For transmitting large XML content using this format, you can use a chunking mechanism similar to the one proposed in SyncML protocol. You can find a design document here, describing this mechanism in section "2.6. Large Objects Handling". As a brief intro:
This feature provides a means to synchronize an object whose size exceeds that which can be transmitted within one message (e.g. the maximum message size – declared in MaxMsgSize
element – that the target device can receive). This is achieved by splitting the object into chunks that will each fit within one message and by sending them contiguously. The first chunk of data is sent with the overall size of the object and a MoreData tag signaling that more chunks will be sent. Every subsequent chunk is sent with a MoreData tag, except from the last one.
Depending on how large it is, you might want to considering compressing it first. This, of course, depends on how often the same data is sent and how often it's changed.
To be honest, the vast majority of the time, the simplest solution works fine. I'd recommend transmitting it the easiest way first (which is probably all at once), and if that turns out to be problematic, keep on segmenting it until you find a size that's rarely disrupted.
Compression is an obvious approach. This XML bugger will shrink like there is no tomorrow.

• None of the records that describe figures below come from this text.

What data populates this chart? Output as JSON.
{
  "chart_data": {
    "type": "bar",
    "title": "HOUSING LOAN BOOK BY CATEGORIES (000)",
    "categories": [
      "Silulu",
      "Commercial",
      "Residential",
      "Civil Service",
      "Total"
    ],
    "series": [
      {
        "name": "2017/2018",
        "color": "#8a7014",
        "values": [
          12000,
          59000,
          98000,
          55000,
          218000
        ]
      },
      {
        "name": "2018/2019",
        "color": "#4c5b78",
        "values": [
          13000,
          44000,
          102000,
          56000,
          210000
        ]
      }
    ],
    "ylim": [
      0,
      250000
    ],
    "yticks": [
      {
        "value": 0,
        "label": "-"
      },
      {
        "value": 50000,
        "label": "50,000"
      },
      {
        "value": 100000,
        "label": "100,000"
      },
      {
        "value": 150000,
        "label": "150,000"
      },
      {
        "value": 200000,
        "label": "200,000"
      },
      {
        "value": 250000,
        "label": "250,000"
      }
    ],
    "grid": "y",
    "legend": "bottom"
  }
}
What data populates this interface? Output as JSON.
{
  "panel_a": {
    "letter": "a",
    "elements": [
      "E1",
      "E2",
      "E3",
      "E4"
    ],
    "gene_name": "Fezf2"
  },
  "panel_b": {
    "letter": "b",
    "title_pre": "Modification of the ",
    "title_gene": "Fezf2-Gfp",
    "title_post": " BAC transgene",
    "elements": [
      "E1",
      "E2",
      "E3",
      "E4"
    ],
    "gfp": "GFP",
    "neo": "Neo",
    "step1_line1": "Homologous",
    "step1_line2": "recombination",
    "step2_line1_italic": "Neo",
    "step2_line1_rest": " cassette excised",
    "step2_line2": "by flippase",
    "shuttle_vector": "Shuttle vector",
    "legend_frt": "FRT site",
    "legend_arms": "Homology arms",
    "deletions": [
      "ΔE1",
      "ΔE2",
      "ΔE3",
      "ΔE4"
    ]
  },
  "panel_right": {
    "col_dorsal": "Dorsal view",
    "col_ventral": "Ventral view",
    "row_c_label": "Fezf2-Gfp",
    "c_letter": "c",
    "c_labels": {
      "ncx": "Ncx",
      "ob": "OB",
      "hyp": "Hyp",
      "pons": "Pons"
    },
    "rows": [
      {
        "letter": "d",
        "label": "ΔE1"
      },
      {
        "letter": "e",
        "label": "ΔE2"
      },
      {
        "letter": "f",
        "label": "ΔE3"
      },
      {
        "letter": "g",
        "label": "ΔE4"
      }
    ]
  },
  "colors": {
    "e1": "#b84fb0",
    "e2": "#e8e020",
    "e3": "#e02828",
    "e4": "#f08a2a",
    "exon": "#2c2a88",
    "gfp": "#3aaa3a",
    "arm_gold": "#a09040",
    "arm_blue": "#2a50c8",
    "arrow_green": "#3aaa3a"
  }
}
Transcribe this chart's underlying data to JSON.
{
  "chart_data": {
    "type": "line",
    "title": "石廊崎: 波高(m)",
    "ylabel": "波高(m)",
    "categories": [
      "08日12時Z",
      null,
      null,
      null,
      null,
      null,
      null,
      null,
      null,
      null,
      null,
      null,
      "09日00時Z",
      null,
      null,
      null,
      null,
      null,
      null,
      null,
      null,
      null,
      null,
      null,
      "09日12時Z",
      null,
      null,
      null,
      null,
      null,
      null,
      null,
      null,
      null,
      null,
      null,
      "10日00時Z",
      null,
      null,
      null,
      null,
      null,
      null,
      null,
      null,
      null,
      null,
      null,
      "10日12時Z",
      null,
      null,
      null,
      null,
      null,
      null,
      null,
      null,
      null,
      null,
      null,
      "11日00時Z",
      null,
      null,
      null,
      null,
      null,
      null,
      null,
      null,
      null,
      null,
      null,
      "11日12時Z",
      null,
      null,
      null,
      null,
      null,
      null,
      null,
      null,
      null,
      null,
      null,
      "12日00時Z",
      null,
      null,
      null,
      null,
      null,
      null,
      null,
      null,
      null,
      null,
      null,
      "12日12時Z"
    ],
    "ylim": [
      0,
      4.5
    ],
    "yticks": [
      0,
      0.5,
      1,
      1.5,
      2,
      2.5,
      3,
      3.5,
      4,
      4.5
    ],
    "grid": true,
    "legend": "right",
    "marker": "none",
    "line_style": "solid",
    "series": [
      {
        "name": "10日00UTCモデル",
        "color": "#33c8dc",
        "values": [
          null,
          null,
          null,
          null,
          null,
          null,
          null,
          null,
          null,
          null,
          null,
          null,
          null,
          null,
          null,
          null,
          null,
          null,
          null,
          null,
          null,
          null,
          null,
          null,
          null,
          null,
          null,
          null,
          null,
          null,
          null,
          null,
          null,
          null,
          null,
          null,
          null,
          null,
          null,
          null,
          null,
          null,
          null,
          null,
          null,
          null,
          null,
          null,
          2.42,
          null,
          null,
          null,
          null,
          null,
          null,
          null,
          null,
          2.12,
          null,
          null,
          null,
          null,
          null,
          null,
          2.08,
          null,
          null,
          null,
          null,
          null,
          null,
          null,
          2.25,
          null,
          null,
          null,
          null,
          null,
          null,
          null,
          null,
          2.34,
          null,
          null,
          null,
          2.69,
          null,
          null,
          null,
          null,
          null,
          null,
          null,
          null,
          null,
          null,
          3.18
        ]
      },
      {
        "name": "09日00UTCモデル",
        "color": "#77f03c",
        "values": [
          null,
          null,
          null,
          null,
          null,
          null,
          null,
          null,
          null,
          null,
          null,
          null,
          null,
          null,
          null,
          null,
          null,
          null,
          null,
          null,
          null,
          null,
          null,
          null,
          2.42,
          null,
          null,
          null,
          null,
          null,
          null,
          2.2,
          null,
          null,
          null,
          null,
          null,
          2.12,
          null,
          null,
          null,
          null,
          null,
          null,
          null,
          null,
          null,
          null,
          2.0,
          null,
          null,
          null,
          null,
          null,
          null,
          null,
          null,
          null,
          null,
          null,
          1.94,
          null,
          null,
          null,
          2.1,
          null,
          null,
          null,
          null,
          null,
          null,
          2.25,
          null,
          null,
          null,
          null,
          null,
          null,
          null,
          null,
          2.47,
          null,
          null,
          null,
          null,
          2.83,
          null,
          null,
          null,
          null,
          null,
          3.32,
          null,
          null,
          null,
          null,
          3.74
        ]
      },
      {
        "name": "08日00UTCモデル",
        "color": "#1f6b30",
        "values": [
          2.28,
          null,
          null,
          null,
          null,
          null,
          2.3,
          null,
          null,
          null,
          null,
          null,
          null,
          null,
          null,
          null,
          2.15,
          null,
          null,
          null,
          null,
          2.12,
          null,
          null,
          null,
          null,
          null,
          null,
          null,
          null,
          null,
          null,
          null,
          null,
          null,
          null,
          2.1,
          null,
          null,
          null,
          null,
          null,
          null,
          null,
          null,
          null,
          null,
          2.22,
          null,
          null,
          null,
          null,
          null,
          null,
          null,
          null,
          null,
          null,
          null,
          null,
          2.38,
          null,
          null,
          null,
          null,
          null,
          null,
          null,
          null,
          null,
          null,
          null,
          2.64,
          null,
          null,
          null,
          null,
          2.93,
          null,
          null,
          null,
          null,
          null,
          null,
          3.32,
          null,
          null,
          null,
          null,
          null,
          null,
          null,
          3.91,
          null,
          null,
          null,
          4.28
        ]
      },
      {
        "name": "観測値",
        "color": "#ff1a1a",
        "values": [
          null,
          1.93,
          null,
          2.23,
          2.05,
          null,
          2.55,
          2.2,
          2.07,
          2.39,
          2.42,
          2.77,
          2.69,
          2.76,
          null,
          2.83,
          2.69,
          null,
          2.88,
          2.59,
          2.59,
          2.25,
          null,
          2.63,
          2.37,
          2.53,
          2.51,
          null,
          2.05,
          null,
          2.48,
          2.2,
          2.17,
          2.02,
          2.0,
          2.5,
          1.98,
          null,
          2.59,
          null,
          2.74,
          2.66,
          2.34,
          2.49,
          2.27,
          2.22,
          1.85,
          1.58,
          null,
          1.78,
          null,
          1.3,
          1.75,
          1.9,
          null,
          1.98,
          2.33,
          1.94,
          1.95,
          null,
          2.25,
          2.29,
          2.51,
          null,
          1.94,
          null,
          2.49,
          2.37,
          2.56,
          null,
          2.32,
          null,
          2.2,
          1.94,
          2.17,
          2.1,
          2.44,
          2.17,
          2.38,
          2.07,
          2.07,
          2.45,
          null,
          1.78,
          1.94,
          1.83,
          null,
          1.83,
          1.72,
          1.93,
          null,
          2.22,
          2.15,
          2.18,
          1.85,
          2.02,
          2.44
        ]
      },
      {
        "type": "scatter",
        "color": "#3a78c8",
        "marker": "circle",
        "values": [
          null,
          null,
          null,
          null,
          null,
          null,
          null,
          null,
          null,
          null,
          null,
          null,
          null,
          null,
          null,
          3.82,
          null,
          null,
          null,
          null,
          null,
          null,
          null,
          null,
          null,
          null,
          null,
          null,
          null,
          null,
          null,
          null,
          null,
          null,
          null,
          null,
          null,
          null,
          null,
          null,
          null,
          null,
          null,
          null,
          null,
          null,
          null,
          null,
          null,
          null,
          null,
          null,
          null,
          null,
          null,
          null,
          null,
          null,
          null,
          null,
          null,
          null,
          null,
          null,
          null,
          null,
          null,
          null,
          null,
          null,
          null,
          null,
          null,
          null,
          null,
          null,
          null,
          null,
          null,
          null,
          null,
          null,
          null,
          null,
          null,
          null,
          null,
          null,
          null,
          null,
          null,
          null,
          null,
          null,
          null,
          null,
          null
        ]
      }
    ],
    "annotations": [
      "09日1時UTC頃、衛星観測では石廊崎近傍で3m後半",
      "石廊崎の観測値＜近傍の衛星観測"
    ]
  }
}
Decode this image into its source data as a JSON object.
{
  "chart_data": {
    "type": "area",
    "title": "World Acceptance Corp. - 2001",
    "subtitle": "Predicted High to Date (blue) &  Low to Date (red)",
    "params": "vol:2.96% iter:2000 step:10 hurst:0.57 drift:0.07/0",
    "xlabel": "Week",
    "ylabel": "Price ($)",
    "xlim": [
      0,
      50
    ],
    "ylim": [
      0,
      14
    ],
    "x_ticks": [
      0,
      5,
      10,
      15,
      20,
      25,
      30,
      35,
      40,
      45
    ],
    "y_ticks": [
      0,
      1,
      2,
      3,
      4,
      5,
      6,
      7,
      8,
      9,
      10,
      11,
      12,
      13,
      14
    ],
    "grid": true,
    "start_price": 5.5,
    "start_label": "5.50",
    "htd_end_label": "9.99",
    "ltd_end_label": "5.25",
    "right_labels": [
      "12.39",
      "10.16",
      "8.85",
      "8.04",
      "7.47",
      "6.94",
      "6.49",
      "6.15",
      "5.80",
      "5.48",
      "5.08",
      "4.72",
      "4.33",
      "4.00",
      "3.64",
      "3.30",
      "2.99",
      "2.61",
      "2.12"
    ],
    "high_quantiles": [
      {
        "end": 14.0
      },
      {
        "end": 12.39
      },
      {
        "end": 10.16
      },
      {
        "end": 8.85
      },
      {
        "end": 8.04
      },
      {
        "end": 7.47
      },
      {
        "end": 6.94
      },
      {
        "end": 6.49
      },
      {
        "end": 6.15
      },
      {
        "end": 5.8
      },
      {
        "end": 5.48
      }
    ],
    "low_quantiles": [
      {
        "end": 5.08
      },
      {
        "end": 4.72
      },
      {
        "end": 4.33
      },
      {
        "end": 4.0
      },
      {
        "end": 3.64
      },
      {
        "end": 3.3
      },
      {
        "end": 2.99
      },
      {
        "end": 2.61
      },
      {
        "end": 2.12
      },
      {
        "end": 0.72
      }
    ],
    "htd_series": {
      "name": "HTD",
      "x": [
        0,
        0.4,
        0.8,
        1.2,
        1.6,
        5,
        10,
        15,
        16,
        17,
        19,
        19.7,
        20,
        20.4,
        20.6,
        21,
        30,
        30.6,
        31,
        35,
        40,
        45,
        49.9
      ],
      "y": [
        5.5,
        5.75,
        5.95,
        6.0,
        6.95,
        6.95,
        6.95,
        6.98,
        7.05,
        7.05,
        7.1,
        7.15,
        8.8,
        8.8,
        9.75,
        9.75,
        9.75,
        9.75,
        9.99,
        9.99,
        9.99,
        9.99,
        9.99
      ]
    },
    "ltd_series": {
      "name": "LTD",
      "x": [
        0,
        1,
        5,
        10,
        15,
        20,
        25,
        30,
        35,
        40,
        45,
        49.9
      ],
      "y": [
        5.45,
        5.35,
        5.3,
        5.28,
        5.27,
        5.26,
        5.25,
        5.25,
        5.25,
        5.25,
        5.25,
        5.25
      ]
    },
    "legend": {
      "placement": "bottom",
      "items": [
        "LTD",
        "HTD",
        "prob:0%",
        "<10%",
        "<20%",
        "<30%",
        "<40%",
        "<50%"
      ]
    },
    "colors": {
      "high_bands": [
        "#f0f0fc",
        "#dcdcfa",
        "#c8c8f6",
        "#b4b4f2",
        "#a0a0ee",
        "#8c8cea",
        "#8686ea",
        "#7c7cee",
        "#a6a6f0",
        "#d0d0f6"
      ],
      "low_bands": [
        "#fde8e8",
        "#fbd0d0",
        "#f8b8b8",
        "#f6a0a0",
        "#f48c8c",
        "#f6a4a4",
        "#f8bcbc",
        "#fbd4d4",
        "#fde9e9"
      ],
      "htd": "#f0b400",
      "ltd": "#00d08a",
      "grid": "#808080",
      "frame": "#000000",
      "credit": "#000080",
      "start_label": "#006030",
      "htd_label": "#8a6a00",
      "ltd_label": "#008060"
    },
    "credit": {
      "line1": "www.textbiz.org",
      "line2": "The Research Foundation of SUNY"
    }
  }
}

If you can keep a local copy and two copies at the server, you could use diffxml to reduce what you have to transmit down to only the changes, and then bzip2 the diffs. That would reduce the bandwidth requirement a lot, at the expense of some storage.
Are you reading the XML with a proper XML parser, or are you reading it with expectations of a specific layout?
For XML data feeds, waiting for the entire file to download can be a real waste of memory and processing time. You could write a custom parser, perhaps using a regular expression search, that looks at the XML line-by-line if you can guarantee that the XML will not have any linefeeds within tags.
If you have code that can digest the XML a node-at-a-time, then spit it out a node-at-a-time, using something like Transfer-Encoding: chunked. You write the length of the chunk (in hex) followed by the chunk, then another chunk, or "0\n" at the end. To save bandwidth, gzip each chunk.